Edith Clarke (Imagen del MIT)

Clarke tuvo una infancia difícil ya que se quedó huérfana de niña. No obstante, supo transformar esa situación y a los 18 años decidió estudiar en la Vassar College, en Poughkeepsie (Nueva York). Una decisión que le cambió la vida. Se graduó en Vassar  en Matemática y Astronomía, lo que le permitió ingresar en la American Telephone and Telegraph Co. (AT&T.), Allí trabajó en los terrenos de las líneas de transmisión y en los circuitos eléctricos, bajo la dirección de George A. Campbell, ingeniero de gran prestigio en el campo de la telefonía. Todo ello la llevó a participar en el diseño de la primera línea de teléfono transcontinental, concretamente de Nueva York a California.

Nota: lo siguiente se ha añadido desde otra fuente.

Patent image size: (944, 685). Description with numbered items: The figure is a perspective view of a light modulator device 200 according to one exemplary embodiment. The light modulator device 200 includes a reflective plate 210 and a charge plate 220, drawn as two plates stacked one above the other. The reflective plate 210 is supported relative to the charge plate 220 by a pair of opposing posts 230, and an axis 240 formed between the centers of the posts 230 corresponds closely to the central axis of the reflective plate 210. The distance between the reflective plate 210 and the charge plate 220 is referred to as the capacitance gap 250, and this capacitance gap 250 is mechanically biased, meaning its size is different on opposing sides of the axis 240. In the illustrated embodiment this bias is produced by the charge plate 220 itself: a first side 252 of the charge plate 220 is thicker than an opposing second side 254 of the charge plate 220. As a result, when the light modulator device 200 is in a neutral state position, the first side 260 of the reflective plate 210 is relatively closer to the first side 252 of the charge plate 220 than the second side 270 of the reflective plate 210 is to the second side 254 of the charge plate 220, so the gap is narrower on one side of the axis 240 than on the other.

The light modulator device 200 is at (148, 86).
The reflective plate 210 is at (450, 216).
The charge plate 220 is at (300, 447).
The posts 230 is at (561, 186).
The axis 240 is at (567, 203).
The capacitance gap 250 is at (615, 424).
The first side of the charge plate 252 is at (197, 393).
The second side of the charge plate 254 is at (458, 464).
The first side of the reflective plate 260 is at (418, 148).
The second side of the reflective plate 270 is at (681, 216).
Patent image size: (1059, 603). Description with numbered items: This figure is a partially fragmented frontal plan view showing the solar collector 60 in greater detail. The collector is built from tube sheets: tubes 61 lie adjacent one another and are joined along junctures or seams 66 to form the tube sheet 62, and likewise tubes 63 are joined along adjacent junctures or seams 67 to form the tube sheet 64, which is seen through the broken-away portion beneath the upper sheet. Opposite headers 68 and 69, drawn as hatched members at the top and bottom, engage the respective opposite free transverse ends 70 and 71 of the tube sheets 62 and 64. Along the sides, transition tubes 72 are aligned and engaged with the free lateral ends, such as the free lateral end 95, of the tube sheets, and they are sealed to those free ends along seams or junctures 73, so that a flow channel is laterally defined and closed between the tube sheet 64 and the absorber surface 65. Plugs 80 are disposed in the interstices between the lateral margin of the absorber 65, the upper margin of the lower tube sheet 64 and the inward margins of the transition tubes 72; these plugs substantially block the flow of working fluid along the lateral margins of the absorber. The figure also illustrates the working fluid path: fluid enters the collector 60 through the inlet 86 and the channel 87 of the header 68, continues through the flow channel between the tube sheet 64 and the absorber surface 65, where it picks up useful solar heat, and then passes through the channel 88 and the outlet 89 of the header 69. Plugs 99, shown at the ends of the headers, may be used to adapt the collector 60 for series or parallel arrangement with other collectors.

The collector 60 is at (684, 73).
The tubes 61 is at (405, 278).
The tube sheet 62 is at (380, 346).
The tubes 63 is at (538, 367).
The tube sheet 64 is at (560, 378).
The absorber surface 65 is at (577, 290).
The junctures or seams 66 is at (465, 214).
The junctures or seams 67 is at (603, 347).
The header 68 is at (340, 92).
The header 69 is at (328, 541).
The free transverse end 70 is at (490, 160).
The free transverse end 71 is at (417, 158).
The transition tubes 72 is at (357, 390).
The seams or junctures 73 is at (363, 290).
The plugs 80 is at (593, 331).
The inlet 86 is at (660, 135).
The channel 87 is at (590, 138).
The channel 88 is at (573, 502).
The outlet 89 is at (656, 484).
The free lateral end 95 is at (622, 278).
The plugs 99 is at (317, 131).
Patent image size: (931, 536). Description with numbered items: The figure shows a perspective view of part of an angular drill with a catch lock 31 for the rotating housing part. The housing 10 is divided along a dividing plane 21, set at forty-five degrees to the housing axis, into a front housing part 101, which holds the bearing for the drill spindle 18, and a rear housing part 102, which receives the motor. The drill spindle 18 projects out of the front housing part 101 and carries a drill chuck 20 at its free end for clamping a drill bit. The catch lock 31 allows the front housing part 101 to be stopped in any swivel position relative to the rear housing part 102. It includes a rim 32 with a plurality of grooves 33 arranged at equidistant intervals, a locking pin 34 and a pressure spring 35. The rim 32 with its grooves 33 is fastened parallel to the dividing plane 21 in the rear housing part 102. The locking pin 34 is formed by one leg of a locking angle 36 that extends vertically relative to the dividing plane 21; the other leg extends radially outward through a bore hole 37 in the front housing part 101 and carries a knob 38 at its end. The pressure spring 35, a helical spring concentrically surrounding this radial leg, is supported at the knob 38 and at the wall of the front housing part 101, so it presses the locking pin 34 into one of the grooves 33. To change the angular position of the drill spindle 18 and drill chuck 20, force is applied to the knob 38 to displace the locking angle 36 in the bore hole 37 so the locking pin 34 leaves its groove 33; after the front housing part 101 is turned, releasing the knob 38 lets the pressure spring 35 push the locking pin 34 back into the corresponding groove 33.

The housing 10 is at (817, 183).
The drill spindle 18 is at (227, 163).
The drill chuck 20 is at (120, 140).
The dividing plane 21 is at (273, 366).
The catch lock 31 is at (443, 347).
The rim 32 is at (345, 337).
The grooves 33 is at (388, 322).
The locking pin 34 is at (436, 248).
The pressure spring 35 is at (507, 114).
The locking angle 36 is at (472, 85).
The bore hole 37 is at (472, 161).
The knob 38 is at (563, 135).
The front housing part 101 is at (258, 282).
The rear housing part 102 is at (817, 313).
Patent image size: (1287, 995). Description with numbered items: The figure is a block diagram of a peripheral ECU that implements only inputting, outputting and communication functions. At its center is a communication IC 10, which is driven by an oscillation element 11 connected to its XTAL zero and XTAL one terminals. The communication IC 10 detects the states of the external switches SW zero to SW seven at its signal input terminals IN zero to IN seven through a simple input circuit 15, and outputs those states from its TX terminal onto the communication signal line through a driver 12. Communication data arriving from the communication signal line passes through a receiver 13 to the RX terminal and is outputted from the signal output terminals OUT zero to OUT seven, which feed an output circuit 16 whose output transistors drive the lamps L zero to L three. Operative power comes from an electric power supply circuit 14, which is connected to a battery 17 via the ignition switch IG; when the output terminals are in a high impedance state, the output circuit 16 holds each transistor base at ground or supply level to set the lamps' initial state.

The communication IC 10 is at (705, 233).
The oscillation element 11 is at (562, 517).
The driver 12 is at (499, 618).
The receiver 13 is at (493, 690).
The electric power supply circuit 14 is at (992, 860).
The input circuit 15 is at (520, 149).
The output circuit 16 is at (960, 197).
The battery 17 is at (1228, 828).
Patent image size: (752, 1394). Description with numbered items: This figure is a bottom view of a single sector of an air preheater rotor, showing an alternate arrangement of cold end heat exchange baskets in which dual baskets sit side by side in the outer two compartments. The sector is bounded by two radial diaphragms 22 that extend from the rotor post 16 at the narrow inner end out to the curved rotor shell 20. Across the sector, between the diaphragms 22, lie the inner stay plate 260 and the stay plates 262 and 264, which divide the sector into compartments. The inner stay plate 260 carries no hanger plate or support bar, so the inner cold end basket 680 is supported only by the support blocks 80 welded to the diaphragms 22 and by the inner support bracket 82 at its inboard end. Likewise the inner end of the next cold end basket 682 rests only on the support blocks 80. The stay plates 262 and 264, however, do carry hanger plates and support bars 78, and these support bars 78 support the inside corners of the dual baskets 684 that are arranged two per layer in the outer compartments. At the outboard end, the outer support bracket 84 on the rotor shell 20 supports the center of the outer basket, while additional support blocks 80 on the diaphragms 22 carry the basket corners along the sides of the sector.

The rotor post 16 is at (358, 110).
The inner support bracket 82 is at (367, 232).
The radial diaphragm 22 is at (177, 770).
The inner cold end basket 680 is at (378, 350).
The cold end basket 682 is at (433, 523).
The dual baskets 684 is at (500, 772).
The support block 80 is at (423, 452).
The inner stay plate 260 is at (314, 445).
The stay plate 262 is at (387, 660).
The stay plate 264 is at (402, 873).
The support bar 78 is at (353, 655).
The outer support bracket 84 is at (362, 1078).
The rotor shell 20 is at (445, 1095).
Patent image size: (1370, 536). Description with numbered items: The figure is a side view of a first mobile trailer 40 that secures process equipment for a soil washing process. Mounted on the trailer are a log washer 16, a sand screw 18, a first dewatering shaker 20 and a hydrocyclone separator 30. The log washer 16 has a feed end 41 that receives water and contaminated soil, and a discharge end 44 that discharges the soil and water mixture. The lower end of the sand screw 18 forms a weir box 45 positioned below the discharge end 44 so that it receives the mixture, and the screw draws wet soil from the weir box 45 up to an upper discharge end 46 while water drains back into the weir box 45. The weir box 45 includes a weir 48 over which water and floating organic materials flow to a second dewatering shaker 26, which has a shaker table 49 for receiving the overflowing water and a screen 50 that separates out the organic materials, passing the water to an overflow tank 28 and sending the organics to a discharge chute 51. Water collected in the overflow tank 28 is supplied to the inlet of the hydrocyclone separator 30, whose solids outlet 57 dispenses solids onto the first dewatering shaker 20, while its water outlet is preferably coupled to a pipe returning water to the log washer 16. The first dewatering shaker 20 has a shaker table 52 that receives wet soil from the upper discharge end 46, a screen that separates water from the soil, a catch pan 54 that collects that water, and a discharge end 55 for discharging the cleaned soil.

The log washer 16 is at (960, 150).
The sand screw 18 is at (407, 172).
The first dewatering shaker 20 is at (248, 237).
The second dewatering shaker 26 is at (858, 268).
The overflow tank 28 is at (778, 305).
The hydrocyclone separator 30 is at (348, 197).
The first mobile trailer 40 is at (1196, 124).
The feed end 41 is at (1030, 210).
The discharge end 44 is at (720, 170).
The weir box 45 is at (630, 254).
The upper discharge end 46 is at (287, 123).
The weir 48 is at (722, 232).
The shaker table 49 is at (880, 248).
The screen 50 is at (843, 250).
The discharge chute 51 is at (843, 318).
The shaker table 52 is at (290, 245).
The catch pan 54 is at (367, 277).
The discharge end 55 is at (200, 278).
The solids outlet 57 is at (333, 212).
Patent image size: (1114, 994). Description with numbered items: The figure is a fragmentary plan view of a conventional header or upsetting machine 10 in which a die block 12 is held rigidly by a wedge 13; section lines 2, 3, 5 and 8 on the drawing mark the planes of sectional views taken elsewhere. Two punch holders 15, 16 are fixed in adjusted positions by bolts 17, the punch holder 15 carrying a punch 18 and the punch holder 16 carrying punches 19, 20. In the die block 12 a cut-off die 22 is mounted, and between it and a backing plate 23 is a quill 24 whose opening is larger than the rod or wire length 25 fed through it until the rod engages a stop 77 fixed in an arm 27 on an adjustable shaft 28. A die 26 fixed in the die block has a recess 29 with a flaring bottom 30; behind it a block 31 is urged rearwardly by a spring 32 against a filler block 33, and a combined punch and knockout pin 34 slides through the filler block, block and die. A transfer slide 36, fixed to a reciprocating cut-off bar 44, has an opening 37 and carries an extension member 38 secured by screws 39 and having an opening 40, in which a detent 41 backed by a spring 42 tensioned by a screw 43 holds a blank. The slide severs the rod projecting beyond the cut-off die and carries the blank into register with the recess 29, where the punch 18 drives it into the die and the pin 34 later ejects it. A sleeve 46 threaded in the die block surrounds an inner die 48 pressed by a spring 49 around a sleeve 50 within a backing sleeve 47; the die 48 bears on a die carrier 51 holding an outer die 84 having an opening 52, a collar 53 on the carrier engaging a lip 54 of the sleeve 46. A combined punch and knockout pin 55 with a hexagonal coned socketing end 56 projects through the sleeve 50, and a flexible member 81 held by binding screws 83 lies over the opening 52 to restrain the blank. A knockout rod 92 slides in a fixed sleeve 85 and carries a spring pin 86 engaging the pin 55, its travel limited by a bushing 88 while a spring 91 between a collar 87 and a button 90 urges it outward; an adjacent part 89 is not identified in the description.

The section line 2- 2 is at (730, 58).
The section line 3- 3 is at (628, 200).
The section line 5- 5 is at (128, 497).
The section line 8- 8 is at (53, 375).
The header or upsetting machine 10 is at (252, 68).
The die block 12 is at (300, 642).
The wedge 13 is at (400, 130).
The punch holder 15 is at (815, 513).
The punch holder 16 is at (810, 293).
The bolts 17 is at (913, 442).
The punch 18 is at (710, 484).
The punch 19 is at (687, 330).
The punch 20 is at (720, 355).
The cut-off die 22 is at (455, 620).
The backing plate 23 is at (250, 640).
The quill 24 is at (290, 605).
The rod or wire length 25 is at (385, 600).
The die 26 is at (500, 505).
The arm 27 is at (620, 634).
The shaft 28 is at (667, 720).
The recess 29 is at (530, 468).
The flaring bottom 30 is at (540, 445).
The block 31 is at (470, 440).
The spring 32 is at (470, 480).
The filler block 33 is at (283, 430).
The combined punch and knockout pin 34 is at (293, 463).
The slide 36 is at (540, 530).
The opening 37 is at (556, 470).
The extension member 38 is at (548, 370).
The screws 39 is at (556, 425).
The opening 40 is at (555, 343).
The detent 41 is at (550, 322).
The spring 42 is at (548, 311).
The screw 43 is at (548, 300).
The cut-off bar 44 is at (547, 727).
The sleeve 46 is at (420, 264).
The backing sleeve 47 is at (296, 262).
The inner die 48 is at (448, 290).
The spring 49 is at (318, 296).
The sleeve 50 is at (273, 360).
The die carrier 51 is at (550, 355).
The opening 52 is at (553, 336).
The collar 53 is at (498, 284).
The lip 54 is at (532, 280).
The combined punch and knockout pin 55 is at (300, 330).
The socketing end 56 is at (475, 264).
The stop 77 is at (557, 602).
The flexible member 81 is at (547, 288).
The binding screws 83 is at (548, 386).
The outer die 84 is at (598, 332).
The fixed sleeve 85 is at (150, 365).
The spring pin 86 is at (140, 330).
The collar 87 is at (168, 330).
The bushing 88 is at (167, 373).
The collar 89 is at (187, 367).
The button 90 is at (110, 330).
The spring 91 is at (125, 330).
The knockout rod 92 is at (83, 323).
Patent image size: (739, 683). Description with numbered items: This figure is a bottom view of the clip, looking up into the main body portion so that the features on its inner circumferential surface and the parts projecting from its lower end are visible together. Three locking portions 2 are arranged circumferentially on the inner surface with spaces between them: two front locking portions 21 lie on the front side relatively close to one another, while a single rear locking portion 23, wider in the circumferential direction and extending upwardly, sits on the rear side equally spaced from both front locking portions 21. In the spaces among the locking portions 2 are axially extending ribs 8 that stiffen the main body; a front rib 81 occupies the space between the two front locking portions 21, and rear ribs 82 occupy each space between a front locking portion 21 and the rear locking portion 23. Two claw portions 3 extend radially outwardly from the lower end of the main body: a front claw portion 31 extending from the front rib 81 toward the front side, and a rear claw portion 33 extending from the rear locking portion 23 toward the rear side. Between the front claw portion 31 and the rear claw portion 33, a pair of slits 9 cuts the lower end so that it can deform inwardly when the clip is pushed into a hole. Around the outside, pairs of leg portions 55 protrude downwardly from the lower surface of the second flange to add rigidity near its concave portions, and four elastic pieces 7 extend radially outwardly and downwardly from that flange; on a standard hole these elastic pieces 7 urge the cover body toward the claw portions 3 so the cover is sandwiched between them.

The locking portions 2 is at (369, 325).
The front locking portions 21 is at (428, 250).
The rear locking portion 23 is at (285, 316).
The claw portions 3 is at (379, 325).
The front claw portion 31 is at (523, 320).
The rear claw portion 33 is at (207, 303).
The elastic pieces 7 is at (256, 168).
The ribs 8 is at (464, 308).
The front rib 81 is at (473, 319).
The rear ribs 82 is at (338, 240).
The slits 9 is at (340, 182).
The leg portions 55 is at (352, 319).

Su pasión por la ingeniería la llevó a ingresar en 1918 en un máster en ingeniería en el MIT, consiguiendo el título el año siguiente. Más tarde empezó a trabajar para la empresa americana General Electric. En ese periodo Clarke inventó y patentó la “calculadora gráfica” con la cual se resolvían problemas complejos de transmisión de energía en distancias. Dicha calculadora fue comercializada en 1985 por la empresa Casio, y con ella muchas personas hicieron cálculos complicados sin apenas dificultad.

Calculadora gráfica (Imagen de Wikipedia)

A principios de 2015 Clarke entró en el National Inventors Hall of Fame (NIHF), donde a un grupo selecto de personas ingenieras y científicas se las reconoce porque sus contribuciones en el campo de la ciencia, la tecnología, la ingeniería y las matemáticas cambiaron la historia del mundo.

Clarke trabajó para lograr hacer realidad su pasión, un camino nada fácil en una época donde la ingeniería era dominada por hombres. Gracias a su esfuerzo y gran trabajo se ganó el respeto de sus compañeros y también el reconocimiento internacional.